Is it Viable to Remortgage to Buy a New Car?
Whether it’s a viable option is dependent on how much it’s going to cost. When you remortgage, you can choose terms varying between two years to five-year deals over a set term usually up to 25 years. Some of the best rates are on two-year fixed-term deals. After your initial introductory offer expires, you’ll revert to your lender’s standard variable rate (SVR) which is usually higher than new offers.
Flexible or Tracker: Which is best?
There are different products available such as fixed rates and tracker rates. Fixed rates will give you an exact figure that you’ll know you’ll be paying each month for the duration of the remortgage term. Trackers are flexible rates that adjust and don’t give you certainty over how much interest you pay. Some may be higher than other months so if you’re close to your monthly budget, fixed rates are generally more suitable.
Factoring in fees
The only way to know if you’re going to be cheaper to buy a car using secured finance through a home loan is to work out the total over the term, inclusive of all fees.
Some lenders will allow the fees to be incorporated into the mortgage, meaning there’s no upfront cost to you, whereas others will want the fees paid in advance of arranging the remortgage.
If you’re adding the fees to your remortgage total, add them all up. Then divide the total amount payable for fees by the number of months you’ll be paying the loan for.
Example: if you’re taking a two-year fixed rate deal with an arrangement fee of £999 with free legal costs and valuation, and no exit fees payable to your existing lender, you’d just divide the £999 by the term of the loan, such as 10-year term.
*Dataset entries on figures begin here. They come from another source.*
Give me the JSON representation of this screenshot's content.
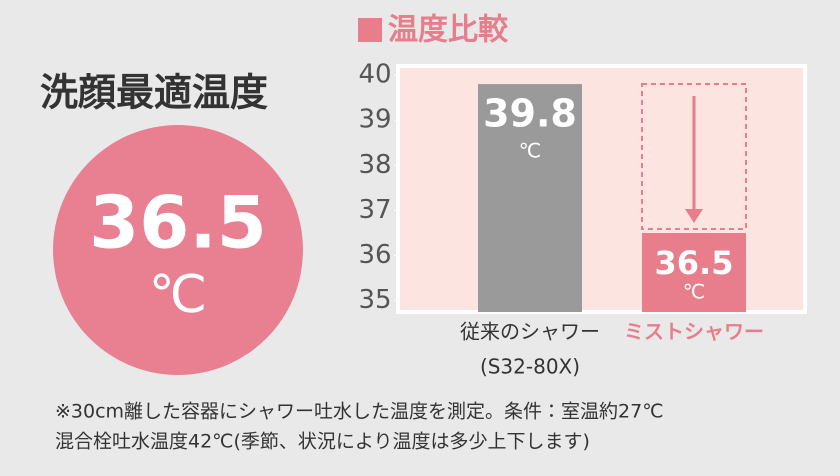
{
  "headline": "洗顔最適温度",
  "highlight": {
    "value": 36.5,
    "unit": "℃"
  },
  "chart_data": {
    "type": "bar",
    "title": "温度比較",
    "categories": [
      "従来のシャワー",
      "ミストシャワー"
    ],
    "model": "(S32-80X)",
    "values": [
      39.8,
      36.5
    ],
    "unit": "℃",
    "colors": [
      "#9a9a9a",
      "#e87d8c"
    ],
    "ylim": [
      34.75,
      40.2
    ],
    "yticks": [
      35,
      36,
      37,
      38,
      39,
      40
    ]
  },
  "footnote": [
    "※30cm離した容器にシャワー吐水した温度を測定。条件：室温約27℃",
    "混合栓吐水温度42℃(季節、状況により温度は多少上下します)"
  ]
}
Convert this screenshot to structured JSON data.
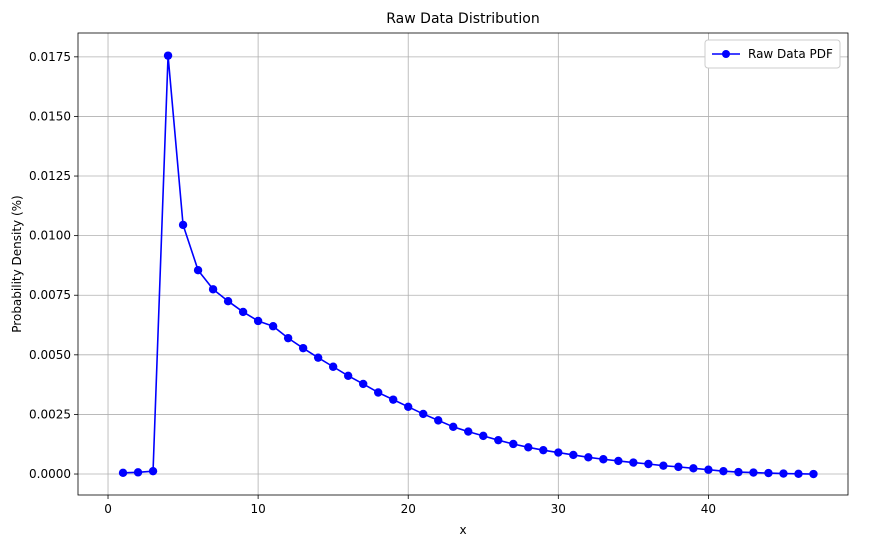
{
  "chart_data": {
    "type": "line",
    "title": "Raw Data Distribution",
    "xlabel": "x",
    "ylabel": "Probability Density (%)",
    "xlim": [
      -2,
      49.3
    ],
    "ylim": [
      -0.00088,
      0.0185
    ],
    "x_ticks": [
      0,
      10,
      20,
      30,
      40
    ],
    "x_tick_labels": [
      "0",
      "10",
      "20",
      "30",
      "40"
    ],
    "y_ticks": [
      0,
      0.0025,
      0.005,
      0.0075,
      0.01,
      0.0125,
      0.015,
      0.0175
    ],
    "y_tick_labels": [
      "0.0000",
      "0.0025",
      "0.0050",
      "0.0075",
      "0.0100",
      "0.0125",
      "0.0150",
      "0.0175"
    ],
    "grid": true,
    "legend_position": "top-right",
    "series": [
      {
        "name": "Raw Data PDF",
        "color": "#0000ff",
        "marker": "circle",
        "x": [
          1,
          2,
          3,
          4,
          5,
          6,
          7,
          8,
          9,
          10,
          11,
          12,
          13,
          14,
          15,
          16,
          17,
          18,
          19,
          20,
          21,
          22,
          23,
          24,
          25,
          26,
          27,
          28,
          29,
          30,
          31,
          32,
          33,
          34,
          35,
          36,
          37,
          38,
          39,
          40,
          41,
          42,
          43,
          44,
          45,
          46,
          47
        ],
        "y": [
          5e-05,
          7e-05,
          0.00012,
          0.01755,
          0.01045,
          0.00855,
          0.00775,
          0.00725,
          0.0068,
          0.00642,
          0.0062,
          0.0057,
          0.00528,
          0.00488,
          0.0045,
          0.00412,
          0.00378,
          0.00342,
          0.00312,
          0.00282,
          0.00252,
          0.00225,
          0.00198,
          0.00178,
          0.0016,
          0.00142,
          0.00126,
          0.00112,
          0.001,
          0.0009,
          0.0008,
          0.0007,
          0.00062,
          0.00055,
          0.00048,
          0.00042,
          0.00035,
          0.0003,
          0.00024,
          0.00018,
          0.00012,
          8e-05,
          6e-05,
          4e-05,
          2e-05,
          1e-05,
          0.0
        ]
      }
    ]
  }
}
That works out to £8.33 per month if you were to tack the fee into the mortgage before interest is applied.
Buying a new car by releasing money from your home when you remortgage will mean you’ll spread the cost over a longer period. It will bring your monthly cost down in comparison to any other loan, but it’ll also mean you’re paying it for longer.
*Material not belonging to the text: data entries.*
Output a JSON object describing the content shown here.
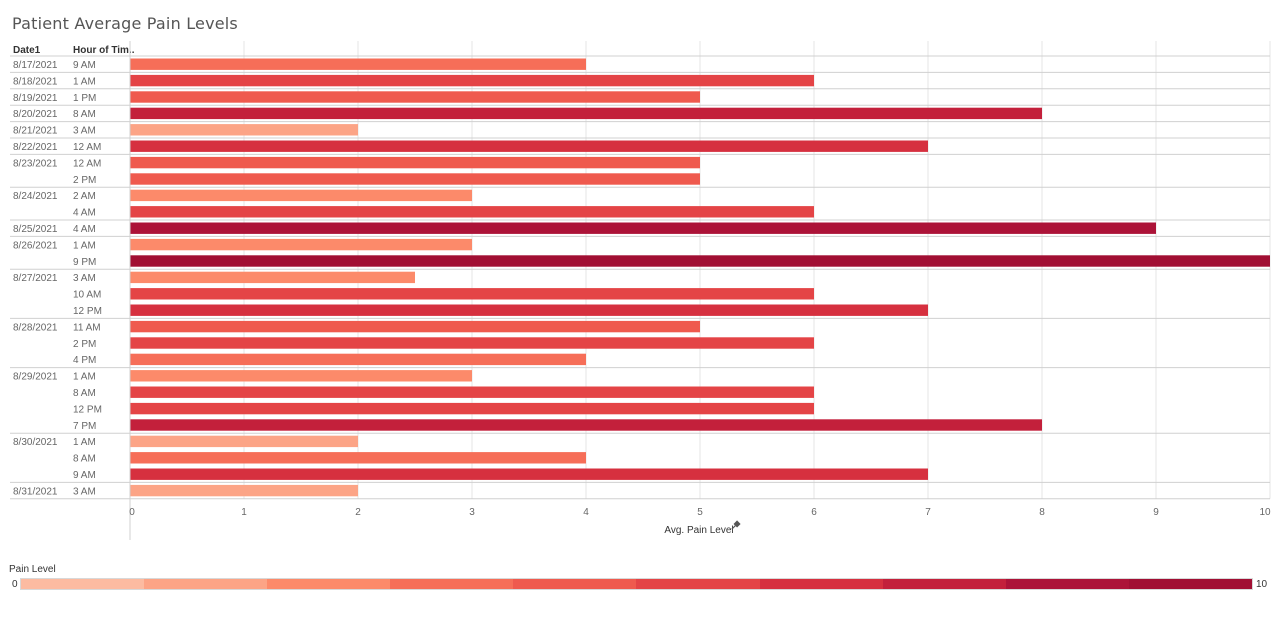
{
  "title": "Patient Average Pain Levels",
  "headers": {
    "date": "Date1",
    "hour": "Hour of Tim.."
  },
  "colors": {
    "scale": [
      "#fcbba1",
      "#fca486",
      "#fc8a6a",
      "#f66e58",
      "#ef5a4e",
      "#e44446",
      "#d6303f",
      "#c3203b",
      "#ac1338",
      "#a10f33"
    ],
    "grid": "#e6e6e6",
    "rule": "#d0d0d0"
  },
  "chart_data": {
    "type": "bar",
    "orientation": "horizontal",
    "xlabel": "Avg. Pain Level",
    "xlim": [
      0,
      10
    ],
    "ticks": [
      0,
      1,
      2,
      3,
      4,
      5,
      6,
      7,
      8,
      9,
      10
    ],
    "groups": [
      {
        "date": "8/17/2021",
        "rows": [
          {
            "hour": "9 AM",
            "value": 4
          }
        ]
      },
      {
        "date": "8/18/2021",
        "rows": [
          {
            "hour": "1 AM",
            "value": 6
          }
        ]
      },
      {
        "date": "8/19/2021",
        "rows": [
          {
            "hour": "1 PM",
            "value": 5
          }
        ]
      },
      {
        "date": "8/20/2021",
        "rows": [
          {
            "hour": "8 AM",
            "value": 8
          }
        ]
      },
      {
        "date": "8/21/2021",
        "rows": [
          {
            "hour": "3 AM",
            "value": 2
          }
        ]
      },
      {
        "date": "8/22/2021",
        "rows": [
          {
            "hour": "12 AM",
            "value": 7
          }
        ]
      },
      {
        "date": "8/23/2021",
        "rows": [
          {
            "hour": "12 AM",
            "value": 5
          },
          {
            "hour": "2 PM",
            "value": 5
          }
        ]
      },
      {
        "date": "8/24/2021",
        "rows": [
          {
            "hour": "2 AM",
            "value": 3
          },
          {
            "hour": "4 AM",
            "value": 6
          }
        ]
      },
      {
        "date": "8/25/2021",
        "rows": [
          {
            "hour": "4 AM",
            "value": 9
          }
        ]
      },
      {
        "date": "8/26/2021",
        "rows": [
          {
            "hour": "1 AM",
            "value": 3
          },
          {
            "hour": "9 PM",
            "value": 10
          }
        ]
      },
      {
        "date": "8/27/2021",
        "rows": [
          {
            "hour": "3 AM",
            "value": 2.5
          },
          {
            "hour": "10 AM",
            "value": 6
          },
          {
            "hour": "12 PM",
            "value": 7
          }
        ]
      },
      {
        "date": "8/28/2021",
        "rows": [
          {
            "hour": "11 AM",
            "value": 5
          },
          {
            "hour": "2 PM",
            "value": 6
          },
          {
            "hour": "4 PM",
            "value": 4
          }
        ]
      },
      {
        "date": "8/29/2021",
        "rows": [
          {
            "hour": "1 AM",
            "value": 3
          },
          {
            "hour": "8 AM",
            "value": 6
          },
          {
            "hour": "12 PM",
            "value": 6
          },
          {
            "hour": "7 PM",
            "value": 8
          }
        ]
      },
      {
        "date": "8/30/2021",
        "rows": [
          {
            "hour": "1 AM",
            "value": 2
          },
          {
            "hour": "8 AM",
            "value": 4
          },
          {
            "hour": "9 AM",
            "value": 7
          }
        ]
      },
      {
        "date": "8/31/2021",
        "rows": [
          {
            "hour": "3 AM",
            "value": 2
          }
        ]
      }
    ]
  },
  "legend": {
    "title": "Pain Level",
    "min": "0",
    "max": "10"
  }
}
Many large purchases are cheaper to finance through a remortgage because they can be repaid over a longer term.
Find out how much you can borrow, at the best interest rates, and with the lowest fees – obtain your free quotation today!
When it’s not worth remortgaging for car finance
There are only a few circumstances that won’t leave you better off by remortgaging and those are:
- Your current mortgage deal is still within its fixed term or introductory rate period. If this is the case, the exit fees may be high to switch. It may be possible for your current lender to move you onto a different product within their range, but you won’t be able to move to a new lender without incurring a penalty.
- If your circumstances have changed since you took your mortgage out. Since 2014, lending regulations were tightened to ensure that borrowers could afford the repayments. You need to pass an affordability check for all financial products. If your circumstances have changed, such as from a dual income to a single income household, it may affect your eligibility for a range of products, including remortgages. Those who have changed from employed to self-employed may also find it more challenging to remortgage with main lenders, and therefore may require a specialist mortgage lender. Some circumstances that affect your credit rating can make it challenging to obtain any finance, but most circumstances can be catered to by using a specialist lender.
- Homeowners with a low outstanding balance remaining on their home loan. If you’re close to being mortgage free and are only looking to raise under £25,000, it may be more challenging. Most lenders have a minimum of £25,000 and for those who do, there are often higher fees and interest rates attached to the deals, making it more likely that other forms of finance may be more suitable.